In this chapter I have tested one possible feature representation generated from the SAI in a constrained task. However, there are many opportunities for creating a richer feature representation from the stabilised auditory image representation. Given the effectiveness of the DCT in lowering the dimensionality of the spectrum in MFCCs, a potential feature of interest might be created by taking the first DCT coefficient from each column of the SSI - generating a per-cycle MFCC-like representation. To include scale-shift invariance, the DCT could be replaced with a Fourier transform, and the phase discarded. Such features would correspond to a subset of the Mellin image (Irino and Patterson, 2002). These more general features could be assessed by trying them in a range of tasks where MFCCs are normally used.
Looking at the wider problem of how to process SAI-based representations into usable features, the major concern is how to perform dimensionality reduction in a manner which retains as much of the interesting information that it contains as possible while producing a feature vector which is sufficiently compact to be useful.
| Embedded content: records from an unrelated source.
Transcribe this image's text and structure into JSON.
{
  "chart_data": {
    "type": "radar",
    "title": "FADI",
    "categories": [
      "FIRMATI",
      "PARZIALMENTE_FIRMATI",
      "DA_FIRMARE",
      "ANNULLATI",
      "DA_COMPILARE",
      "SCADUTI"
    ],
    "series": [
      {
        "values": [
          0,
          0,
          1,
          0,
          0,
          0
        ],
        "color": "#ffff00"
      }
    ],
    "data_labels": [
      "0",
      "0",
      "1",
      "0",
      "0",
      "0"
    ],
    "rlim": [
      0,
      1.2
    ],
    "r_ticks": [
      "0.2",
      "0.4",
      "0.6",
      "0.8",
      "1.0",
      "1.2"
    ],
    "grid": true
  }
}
In chapter 6, one such system is developed: each SAI frame is decomposed into a set of blocks of different scales, and the contents of each block is converted into a sparse vector by use of a 'codebook' of common patterns seen in that block. This multi-scale approach to the problem of feature extraction is a crude but effective way of analysing different parts of the SAI in an independent manner, and removes the dependence of the current systems on the expensive fitting of spectral profiles with a constrained GMM. The feature representation developed in chapter 6 is considerably richer than these simple GMM-based features and allows for its use on a more open-ended task.